I have a love-hate relationship with farmers. I have a great deal of respect for the enterprise and for those who dedicate their lives to it. But, I also become annoyed at the culture in which modern American farming embeds itself. And, I don’t feel a lot of reticence talking openly about that.
Having done plenty of farming myself, I don’t feel the need that so many others do to be extra nice to farmers out of lack of understanding. I know when the farmers complain about too little or too much rain, they are studiously ignoring the fact that if it is harder to plant or harvest, they make out like bandits with the price of their product. Farmers talk about how hard that life is, and yes, it is indeed very hard, but they seem to not mention that a typical large scale farm these days (as most farms are) is a multi tens of millions of dollars business sitting on enormously valuable land. Whenever things go really wrong with farms in the US, they get help. As it is now, we have some of the most bone-headed agricultural policies ever invented mainly to keep farmers happy, because so many US Congressional districts span vast farmland and little else.

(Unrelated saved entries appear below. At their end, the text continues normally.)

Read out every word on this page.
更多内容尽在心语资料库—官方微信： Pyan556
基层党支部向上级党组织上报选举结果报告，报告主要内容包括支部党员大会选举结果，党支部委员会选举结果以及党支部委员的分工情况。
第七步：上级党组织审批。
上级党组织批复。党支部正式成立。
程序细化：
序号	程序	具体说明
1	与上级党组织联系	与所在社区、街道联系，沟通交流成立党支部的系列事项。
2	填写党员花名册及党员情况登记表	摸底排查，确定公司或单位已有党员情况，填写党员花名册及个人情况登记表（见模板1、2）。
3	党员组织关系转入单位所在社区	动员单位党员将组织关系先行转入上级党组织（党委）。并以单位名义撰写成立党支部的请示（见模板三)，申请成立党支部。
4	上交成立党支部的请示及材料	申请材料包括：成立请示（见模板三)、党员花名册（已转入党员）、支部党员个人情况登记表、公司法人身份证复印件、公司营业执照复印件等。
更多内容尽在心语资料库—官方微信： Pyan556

And what does America get back for giving farmers so much help in producing a product that we have no choice but to buy? We get a lot of crap. Red counties are farm counties. Red districts give us a Republican House. Farmers mainly backed trump, even though Trump policies are almost all bad for almost all farmers.
As a brief aside, and to illustrate the disconnect between farmer culture and actual farmer self interest, I can give you this example.
Have you ever heard of Mexican cheese? Or, more to the point, have you ever been to Mexico, and then, while there, had some cheese? That cheese might have been made in Mexico, but they don’t really make cheese in Mexico. Most of the cheese eaten there is imported. From where? From Wisconsin. Nowhere else. Why? Because of Clinton’s trade policies. Clinton made a bunch of sweet deals for American farmers and that was one of them. Rural farmers in Wisconsin voted for Trump, and Trump was the guy who was going to end NAFTA (and still might, who knows?). NAFTA keeps Wisconsin dairy and cheese in business. Get rid of NAFTA, Wisconsin becomes the West Virginia of cheese. Why? Because Mexico would rather buy its cheese from South America because it is cheaper, and the moment the Wisconsin dairy industry is not propped up by NAFTA, the free market takes over and California ends Wisconsin agriculture.
Look around the world. Farmers are taking it in the neck in many other countries, often because of the very climate change so many farmers pretend to believe is a hoax. But not in countries that take care of their farmers. America takes care of its farmers. And at every opportunity, the farmers screw over America.
Therefore, perhaps it will be with great pleasure that Modern Civilization advances to the next level. Robot farmers.
Hands Free Hectare is a project run by Harper Adams University and Precision Decisions Inc. The idea is to develop robots that will plant, tend, and harvest crops.
Now, of course, there will still be farmers, but fewer. So few, perhaps, that most people who are all “oh, I’m a poor farmer, living out in the farmlands, help me help me,” can stop whinging and move to the city. A small number of technologists, mostly the children of former Mexican migrant workers because immigrants or the children of recent immigrants or migrants are the only people in America who still have ambition, will learn the technology and run the farms and, we hope, keep the robots happy and busy.
Anyway, HFHa, as it calls itself, has been at this a while, and the latest iteration involved a major harvest of barley without humans touching anything but buttons and software. HFHa robot expert Martin Abell working for Precision Decisions, noted “This project aimed to prove that there’s no technological reason why a field can’t be farmed without humans working the land directly now and we’ve done that. We achieved this on an impressively low budget [and] we used machinery that was readily available for farmers to buy; open source technology; and an autopilot from a drone for the navigation system.”
Notably, much of the large equipment used was decades old, with the new technology added to it.
Here is the site for Hands Free Hectare, which is a British enterprise.
I for one welcome our new farmer-robot overlords.